The last time Meer Sameh Mobasheer’s family saw him was when he walked out the door, munching on popcorn headed to an examination preparation class.
That was February 29.
For four long months, the family looked for him, considering and dismissing scenario after scenario: Maybe he ran away. Maybe he fell in love and eloped. Maybe he was kidnapped.
Through it all, Mobasheer’s family worried about another possibility: Maybe he was recruited by Islamists. On Saturday, the family learned their worst fear had become reality.
Relatives showed them a picture of Mobasheer posted on an ISIS-affiliated site that identified him as one of the attackers in the deadly attack on the Holey Artisan Bakery in Dhaka.

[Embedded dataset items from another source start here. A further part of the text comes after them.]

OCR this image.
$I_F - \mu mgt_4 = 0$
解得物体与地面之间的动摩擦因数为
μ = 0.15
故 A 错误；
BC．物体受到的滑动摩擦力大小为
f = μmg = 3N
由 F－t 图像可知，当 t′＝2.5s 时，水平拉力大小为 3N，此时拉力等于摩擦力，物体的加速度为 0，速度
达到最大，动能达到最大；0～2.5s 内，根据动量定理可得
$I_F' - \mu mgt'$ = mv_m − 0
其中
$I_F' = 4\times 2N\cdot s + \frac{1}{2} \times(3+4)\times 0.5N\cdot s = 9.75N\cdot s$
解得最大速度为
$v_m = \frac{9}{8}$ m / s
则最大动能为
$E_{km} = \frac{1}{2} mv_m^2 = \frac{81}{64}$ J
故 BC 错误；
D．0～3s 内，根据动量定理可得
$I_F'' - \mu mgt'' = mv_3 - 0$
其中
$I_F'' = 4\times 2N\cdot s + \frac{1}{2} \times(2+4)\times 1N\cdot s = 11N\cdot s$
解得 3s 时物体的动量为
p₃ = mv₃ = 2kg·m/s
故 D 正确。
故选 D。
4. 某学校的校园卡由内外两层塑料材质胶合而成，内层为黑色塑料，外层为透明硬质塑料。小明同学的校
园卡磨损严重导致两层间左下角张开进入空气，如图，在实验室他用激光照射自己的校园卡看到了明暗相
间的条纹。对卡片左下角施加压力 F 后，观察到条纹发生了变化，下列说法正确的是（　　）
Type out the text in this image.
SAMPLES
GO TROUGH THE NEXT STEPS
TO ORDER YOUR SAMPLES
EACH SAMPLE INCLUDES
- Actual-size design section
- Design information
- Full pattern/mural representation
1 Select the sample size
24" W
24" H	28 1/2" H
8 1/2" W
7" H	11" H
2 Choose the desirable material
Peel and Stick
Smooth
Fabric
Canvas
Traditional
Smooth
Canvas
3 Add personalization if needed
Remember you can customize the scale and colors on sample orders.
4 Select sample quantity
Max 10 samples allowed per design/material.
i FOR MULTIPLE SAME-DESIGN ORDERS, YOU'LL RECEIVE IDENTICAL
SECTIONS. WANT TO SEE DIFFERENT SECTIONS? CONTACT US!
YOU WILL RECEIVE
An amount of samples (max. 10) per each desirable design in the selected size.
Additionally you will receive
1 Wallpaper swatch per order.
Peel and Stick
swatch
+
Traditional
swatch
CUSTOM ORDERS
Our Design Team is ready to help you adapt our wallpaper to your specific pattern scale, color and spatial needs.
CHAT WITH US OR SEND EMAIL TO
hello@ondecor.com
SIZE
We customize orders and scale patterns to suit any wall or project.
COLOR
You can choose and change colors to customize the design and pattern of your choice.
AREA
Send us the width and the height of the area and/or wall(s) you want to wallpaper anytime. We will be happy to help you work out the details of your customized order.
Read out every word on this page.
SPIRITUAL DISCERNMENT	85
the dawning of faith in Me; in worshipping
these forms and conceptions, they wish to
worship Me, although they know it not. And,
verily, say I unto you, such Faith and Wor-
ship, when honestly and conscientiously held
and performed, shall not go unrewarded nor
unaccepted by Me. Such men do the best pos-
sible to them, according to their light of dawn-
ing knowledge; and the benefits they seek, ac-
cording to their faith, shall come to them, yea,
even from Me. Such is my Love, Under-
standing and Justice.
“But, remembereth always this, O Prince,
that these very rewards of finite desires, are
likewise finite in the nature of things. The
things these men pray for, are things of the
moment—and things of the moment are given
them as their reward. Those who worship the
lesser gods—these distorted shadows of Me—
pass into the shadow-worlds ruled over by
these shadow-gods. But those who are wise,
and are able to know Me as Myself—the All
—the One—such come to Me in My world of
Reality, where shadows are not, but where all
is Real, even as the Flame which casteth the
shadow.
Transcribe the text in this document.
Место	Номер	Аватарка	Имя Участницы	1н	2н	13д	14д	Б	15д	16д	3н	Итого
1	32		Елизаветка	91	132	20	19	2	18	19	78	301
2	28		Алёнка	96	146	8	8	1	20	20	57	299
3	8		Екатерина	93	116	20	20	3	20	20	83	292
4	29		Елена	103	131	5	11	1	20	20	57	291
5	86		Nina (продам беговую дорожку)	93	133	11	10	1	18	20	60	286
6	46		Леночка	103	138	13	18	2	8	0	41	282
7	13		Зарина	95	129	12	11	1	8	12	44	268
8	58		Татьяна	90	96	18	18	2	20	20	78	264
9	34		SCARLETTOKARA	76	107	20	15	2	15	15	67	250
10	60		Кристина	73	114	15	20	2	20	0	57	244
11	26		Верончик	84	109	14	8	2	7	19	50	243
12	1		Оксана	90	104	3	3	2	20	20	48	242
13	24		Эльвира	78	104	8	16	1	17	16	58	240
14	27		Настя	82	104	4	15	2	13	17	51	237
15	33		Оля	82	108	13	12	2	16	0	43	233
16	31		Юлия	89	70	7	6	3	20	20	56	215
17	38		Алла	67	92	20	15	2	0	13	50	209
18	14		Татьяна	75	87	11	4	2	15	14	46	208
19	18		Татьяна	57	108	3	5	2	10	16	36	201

“That’s not my son, that’s not my son,” Meer Hayet Kabir said. “He was full of humanity.”
What went wrong?
Kabir broke down repeatedly as he spoke to CNN on Monday, wondering what went wrong and where.
He said his 18-year-old son was impressionable, but asked, “which teen isn’t?” Aside from that, there were few signs.
Mobasheer has spent the previous six months studying hard for his upcoming A-level examinations. But the family did notice one change: He had stopped sketching.
Kabir said theirs is an upper middle class family — he’s an executive in a telecommunications company.
Mobasheer was always interested in religion, and his family didn’t discourage his curiosity in his faith.
But his father said he told his son that if he wanted to explore further, he should read the Quran directly. He even gave Mobasheer an English translation of the Quran because he didn’t want his son to get a warped interpretation elsewhere.
Kabir said he has yet to identify his son’s body. The pain is still too raw.